Text of Bill Thompson’s recent ‘state of the net’ style talk – “The network and its many applications have had a massive impact on our lives, but the tools they gave us were unable to resist the incursions of predatory capitalism or hold back the worst excesses of human toxicity and hatred.”
Roger Swannell describes his way of subscribing to online content – mostly RSS feeds – using Slack. Eccentric, but interesting.
As part of my switch back to Mac on my desktop, I’ve started using NetNewsWire again as my feed reader of choice. It’s old school, it’s free, and it’s open source. What’s not to like? I’ve also abandoned using (and paying for, more importantly!) Feedly to sync up what I have read and not read across devices. I read my feeds on this desktop, or not at all. It’s weirdly liberating! But also, occasionally, real old feeds come back to life for no reason, and a blog not updated since 2011 suddenly downloads 10 articles from 12 years ago. I’ve no idea why this happens.
The end of the Googleverse – “For two decades, Google Search was the invisible force that determined the ebb and flow of online content. Now, for the first time, its cultural relevance is in question.”
This is insane. I don’t fully understand it, but… blimey:
Inspired, as I often am, by Lloyd and his various experiments in reusing media, finding new ways to use old stuff, and continuing to prod at blogging as a medium.
Thanks to him, I’m drawn back to Tumblr. It strikes me that the follow and post model that Tumblr embodies harks back to the original blogging tools like Radio Userland that combine reading and posting, and facilitates the easy (b)logging of other people’s content.
It is a closed system of course, which is a bit of a bad thing, but tools like IFTTT can be used to ensure a local backup of content is stored somewhere. But it feels better than – say – Facebook, which really is another follow and post type system. As is Twitter, of course, albeit with greater limitations.
WordPress – at least in its .com incarnation – seems to be following Tumblr by enabling users to follow blogs within a dashboard. But with these platforms, you can only (I think) follow blogs within that platform. It would be nice to be able to pull content in from elsewhere too.
The separation between a reading application and a writing application – which happened when? 2003? – was an error, as it enabled platform players to provide that holistic experience, and there doesn’t seem to be an open equivalent, unless anyone else knows of one.
The future of digital public services – "The key to this is that Directgov should continue to move to be the facilitators not owners or delivers of the content and apps, they should establish the proper governance, standards and quality assurance for app providers, setting minimum standards that ensure quality and interoperability."
Beyond Access – a "Public Consultation on access to information and open government data"

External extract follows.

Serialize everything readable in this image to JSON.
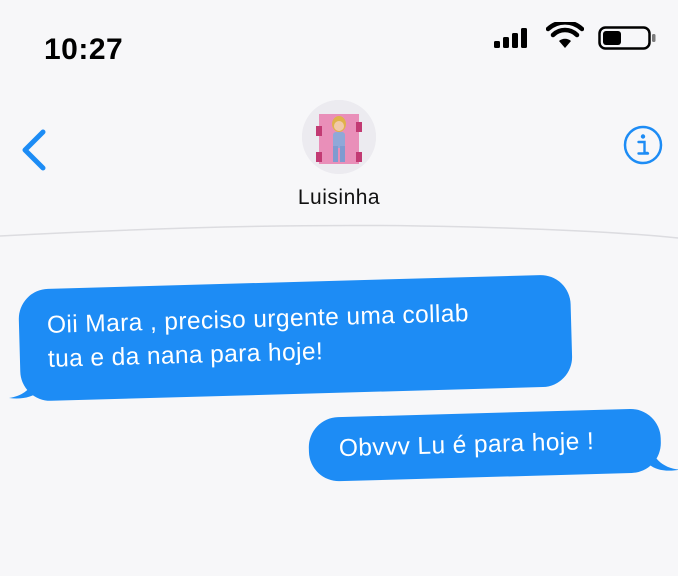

Forking is a Feature – Anil Dash – "Moving forward, there are a lot more lessons we can learn if we build our social tools with the assumption that no one version of any document, app, or narrative needs to be the definitive one. We might even make our software, and our communities, more inclusive if we embrace the forking ourselves."
Hand Made from Social Spaces – "Hand Made is a beautiful collaborative book with 26 innovative perspectives and projects from around the world, over 230 pages, about new ways of creating connection and community. The projects have been carefully selected because they have all been developed with new thinking and methodologies and involve Learning, Sharing or Making."